Alors je ne saurais pas distinguer ce qui vient de la pièce homonyme de Vahé Katcha – que je n’ai pas lue, donc – de ce qui sort de la plume du dialoguiste – et habituel collaborateur de Christian-Jaque – Henri Jeanson, mais j’ai retrouvé dans ce Repas des fauves tout le sens du bon mot de ce dernier (déjà à l’œuvre dans une foultitude de films français de la même époque) : les échanges entre les personnages sont ainsi continuellement farcis de traits d’esprit ingénieux, de tournures amusantes et de piques cinglantes, qui sont autant de caresses à l’oreille délicate de l’amoureux du beau verbe que je suis (en toute modestie s’entend).
Une prose réjouissante qui plus est débitée par une galerie de comédiens tous impeccables, et en particulier un Francis Blanche absolument délicieux en tonton industriel collabo qui ne s’assume pas (il faut l’entendre nous expliquer que, d’accord il fait du business avec les Allemands, mais attention : il les arnaque, ce qui fait de lui un résistant !).
Bref, c’est rigolo comme tout, et malgré son sujet grave sur le papier (sept amis doivent choisir les deux d’entre eux qui vont être livrés aux Nazis – et à terme probablement abattus), je me suis bien marré à regarder ces personnages se déchirer progressivement, en commençant par essayer de défendre chacun leur cause respective, d’expliquer diplomatiquement pourquoi eux auraient moins de raisons de mourir que les autres… pour finir, l’heure tournant, par s’envoyer leurs quatre vérités dans la gueule et expliquer aux autres pourquoi eux auraient plus de raisons d’y passer après tout.
L’habituelle soirée entre amis/famille qui tourne mal me direz-vous, un concept bien éprouvé depuis ; mais celle-ci avec un enjeu grave et une échéance angoissante qui pèsent au-dessus des personnages, rendant l’issue de ce « repas de fauves » mine de rien assez incertaine (j’avoue avoir envisagé bon nombre de conclusions plus ou moins optimistes) ; et surtout un contexte – l’occupation allemande – qui rend le spectacle vraiment savoureux, les lâchetés et hypocrisies de ces braves citoyens français trouvant (fort curieusement) toujours une résonnance contemporaine.

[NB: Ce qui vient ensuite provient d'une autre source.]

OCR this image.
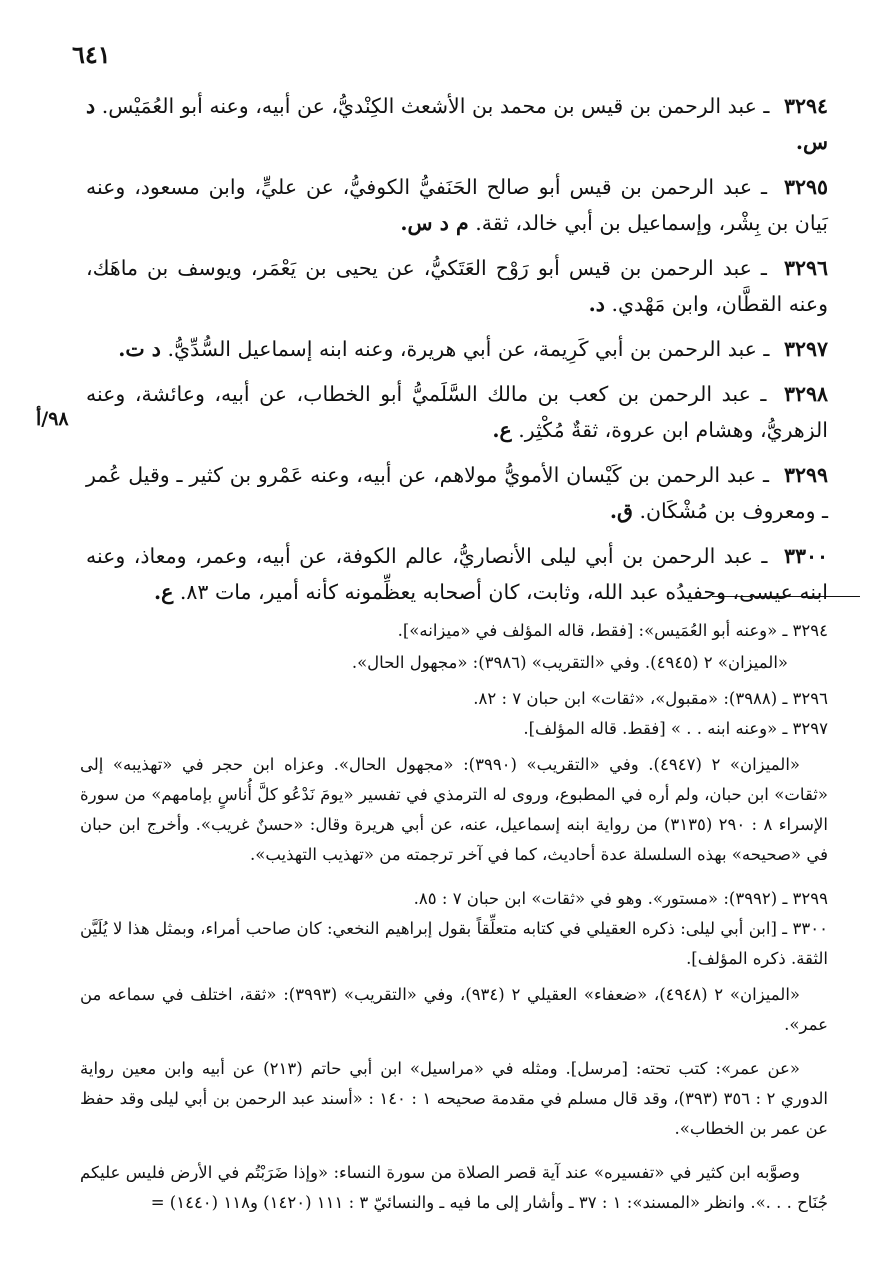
٦٤١

٣٢٩٤ ـ عبد الرحمن بن قيس بن محمد بن الأشعث الكِنْديُّ، عن أبيه، وعنه أبو العُمَيْس. د س.

٣٢٩٥ ـ عبد الرحمن بن قيس أبو صالح الحَنَفيُّ الكوفيُّ، عن عليٍّ، وابن مسعود، وعنه بَيان بن بِشْر، وإسماعيل بن أبي خالد، ثقة. م د س.

٣٢٩٦ ـ عبد الرحمن بن قيس أبو رَوْح العَتَكيُّ، عن يحيى بن يَعْمَر، ويوسف بن ماهَك، وعنه القطَّان، وابن مَهْدي. د.

٣٢٩٧ ـ عبد الرحمن بن أبي كَرِيمة، عن أبي هريرة، وعنه ابنه إسماعيل السُّدِّيُّ. د ت.

٣٢٩٨ ـ عبد الرحمن بن كعب بن مالك السَّلَميُّ أبو الخطاب، عن أبيه، وعائشة، وعنه الزهريُّ، وهشام ابن عروة، ثقةٌ مُكْثِر. ع.

٣٢٩٩ ـ عبد الرحمن بن كَيْسان الأمويُّ مولاهم، عن أبيه، وعنه عَمْرو بن كثير ـ وقيل عُمر ـ ومعروف بن مُشْكَان. ق.

٣٣٠٠ ـ عبد الرحمن بن أبي ليلى الأنصاريُّ، عالم الكوفة، عن أبيه، وعمر، ومعاذ، وعنه ابنه عيسى، وحفيدُه عبد الله، وثابت، كان أصحابه يعظِّمونه كأنه أمير، مات ٨٣. ع.

٩٨/أ

٣٢٩٤ ـ «وعنه أبو العُمَيس»: [فقط، قاله المؤلف في «ميزانه»].

«الميزان» ٢ (٤٩٤٥). وفي «التقريب» (٣٩٨٦): «مجهول الحال».

٣٢٩٦ ـ (٣٩٨٨): «مقبول»، «ثقات» ابن حبان ٧ : ٨٢.

٣٢٩٧ ـ «وعنه ابنه . . » [فقط. قاله المؤلف].

«الميزان» ٢ (٤٩٤٧). وفي «التقريب» (٣٩٩٠): «مجهول الحال». وعزاه ابن حجر في «تهذيبه» إلى «ثقات» ابن حبان، ولم أره في المطبوع، وروى له الترمذي في تفسير «يومَ نَدْعُو كلَّ أُناسٍ بإمامهم» من سورة الإسراء ٨ : ٢٩٠ (٣١٣٥) من رواية ابنه إسماعيل، عنه، عن أبي هريرة وقال: «حسنٌ غريب». وأخرج ابن حبان في «صحيحه» بهذه السلسلة عدة أحاديث، كما في آخر ترجمته من «تهذيب التهذيب».

٣٢٩٩ ـ (٣٩٩٢): «مستور». وهو في «ثقات» ابن حبان ٧ : ٨٥.

٣٣٠٠ ـ [ابن أبي ليلى: ذكره العقيلي في كتابه متعلِّقاً بقول إبراهيم النخعي: كان صاحب أمراء، وبمثل هذا لا يُلَيَّن الثقة. ذكره المؤلف].

«الميزان» ٢ (٤٩٤٨)، «ضعفاء» العقيلي ٢ (٩٣٤)، وفي «التقريب» (٣٩٩٣): «ثقة، اختلف في سماعه من عمر».

«عن عمر»: كتب تحته: [مرسل]. ومثله في «مراسيل» ابن أبي حاتم (٢١٣) عن أبيه وابن معين رواية الدوري ٢ : ٣٥٦ (٣٩٣)، وقد قال مسلم في مقدمة صحيحه ١ : ١٤٠ : «أسند عبد الرحمن بن أبي ليلى وقد حفظ عن عمر بن الخطاب».

وصوَّبه ابن كثير في «تفسيره» عند آية قصر الصلاة من سورة النساء: «وإذا ضَرَبْتُم في الأرض فليس عليكم جُنَاح . . .». وانظر «المسند»: ١ : ٣٧ ـ وأشار إلى ما فيه ـ والنسائيّ ٣ : ١١١ (١٤٢٠) و١١٨ (١٤٤٠) =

Et encore, le charme opère toujours en 2023, mais qu’est-ce que ce devait être à la sortie du film, à peine vingt ans après la Libération, quand la majorité des spectateurs avaient alors vécu ces évènements... ça devait rire jaune chez certains. Et ça devait être quelque chose de voir ça avec son tonton/pote collabo qui n’assume plus trop depuis. La promesse d’un moment partagé réussi !

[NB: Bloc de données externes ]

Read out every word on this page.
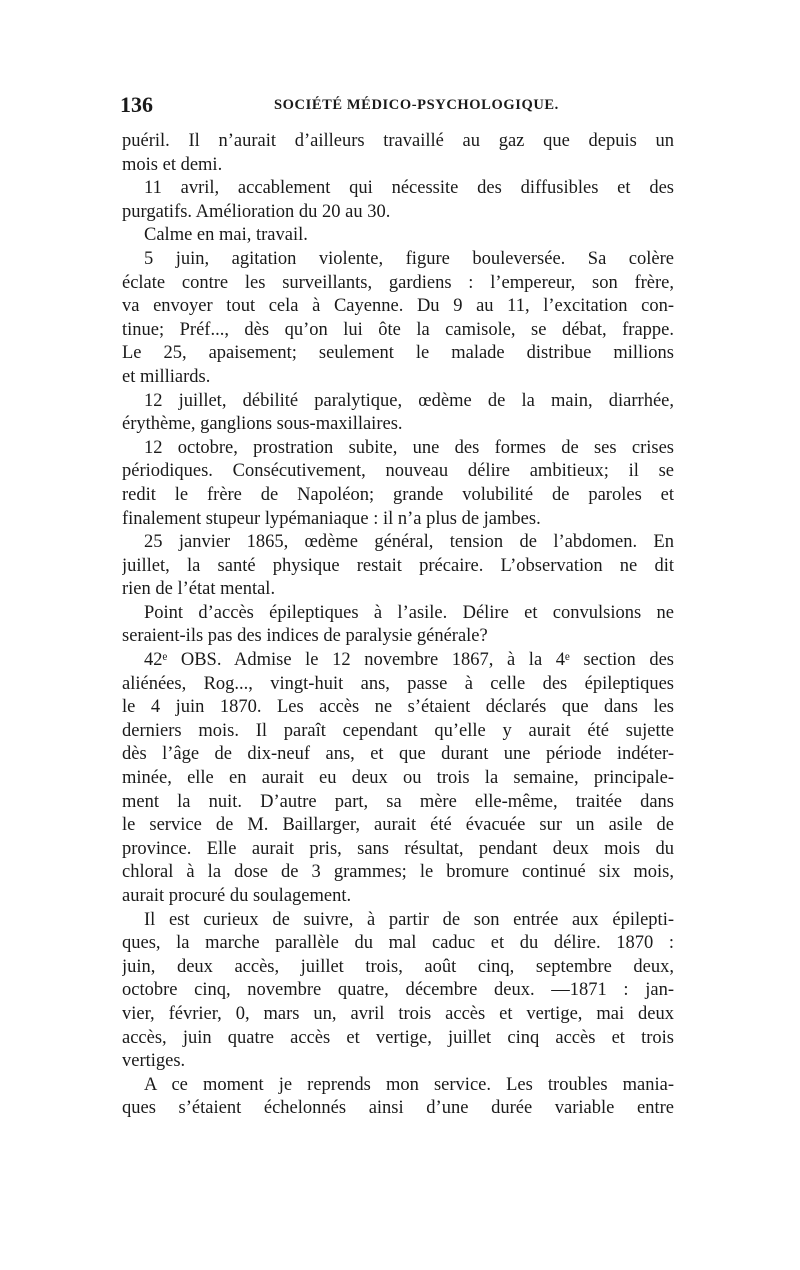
136	SOCIÉTÉ MÉDICO-PSYCHOLOGIQUE.
puéril. Il n’aurait d’ailleurs travaillé au gaz que depuis un
mois et demi.
11 avril, accablement qui nécessite des diffusibles et des
purgatifs. Amélioration du 20 au 30.
Calme en mai, travail.
5 juin, agitation violente, figure bouleversée. Sa colère
éclate contre les surveillants, gardiens : l’empereur, son frère,
va envoyer tout cela à Cayenne. Du 9 au 11, l’excitation con-
tinue; Préf..., dès qu’on lui ôte la camisole, se débat, frappe.
Le 25, apaisement; seulement le malade distribue millions
et milliards.
12 juillet, débilité paralytique, œdème de la main, diarrhée,
érythème, ganglions sous-maxillaires.
12 octobre, prostration subite, une des formes de ses crises
périodiques. Consécutivement, nouveau délire ambitieux; il se
redit le frère de Napoléon; grande volubilité de paroles et
finalement stupeur lypémaniaque : il n’a plus de jambes.
25 janvier 1865, œdème général, tension de l’abdomen. En
juillet, la santé physique restait précaire. L’observation ne dit
rien de l’état mental.
Point d’accès épileptiques à l’asile. Délire et convulsions ne
seraient-ils pas des indices de paralysie générale?
42ᵉ OBS. Admise le 12 novembre 1867, à la 4ᵉ section des
aliénées, Rog..., vingt-huit ans, passe à celle des épileptiques
le 4 juin 1870. Les accès ne s’étaient déclarés que dans les
derniers mois. Il paraît cependant qu’elle y aurait été sujette
dès l’âge de dix-neuf ans, et que durant une période indéter-
minée, elle en aurait eu deux ou trois la semaine, principale-
ment la nuit. D’autre part, sa mère elle-même, traitée dans
le service de M. Baillarger, aurait été évacuée sur un asile de
province. Elle aurait pris, sans résultat, pendant deux mois du
chloral à la dose de 3 grammes; le bromure continué six mois,
aurait procuré du soulagement.
Il est curieux de suivre, à partir de son entrée aux épilepti-
ques, la marche parallèle du mal caduc et du délire. 1870 :
juin, deux accès, juillet trois, août cinq, septembre deux,
octobre cinq, novembre quatre, décembre deux. —1871 : jan-
vier, février, 0, mars un, avril trois accès et vertige, mai deux
accès, juin quatre accès et vertige, juillet cinq accès et trois
vertiges.
A ce moment je reprends mon service. Les troubles mania-
ques s’étaient échelonnés ainsi d’une durée variable entre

(Perso, j’aurais été résistant dès la première heure, et je n’ai pas honte de le dire !)
Bref, c’est à bien des égards assez savoureux, et inutile de préciser (mais je le fais quand même) que l’heure trente-cinq passe toute seule…
Encore une belle découverte au CV du décidemment bien éclectique Christian-Jaque, donc !
Et je retiendrai le nom de Vahé Katcha, que je pensais inconnu au bataillon, mais qui était en fait déjà l’auteur de l’Œil pour œil de Cayatte (très bien aussi, dans un tout autre style).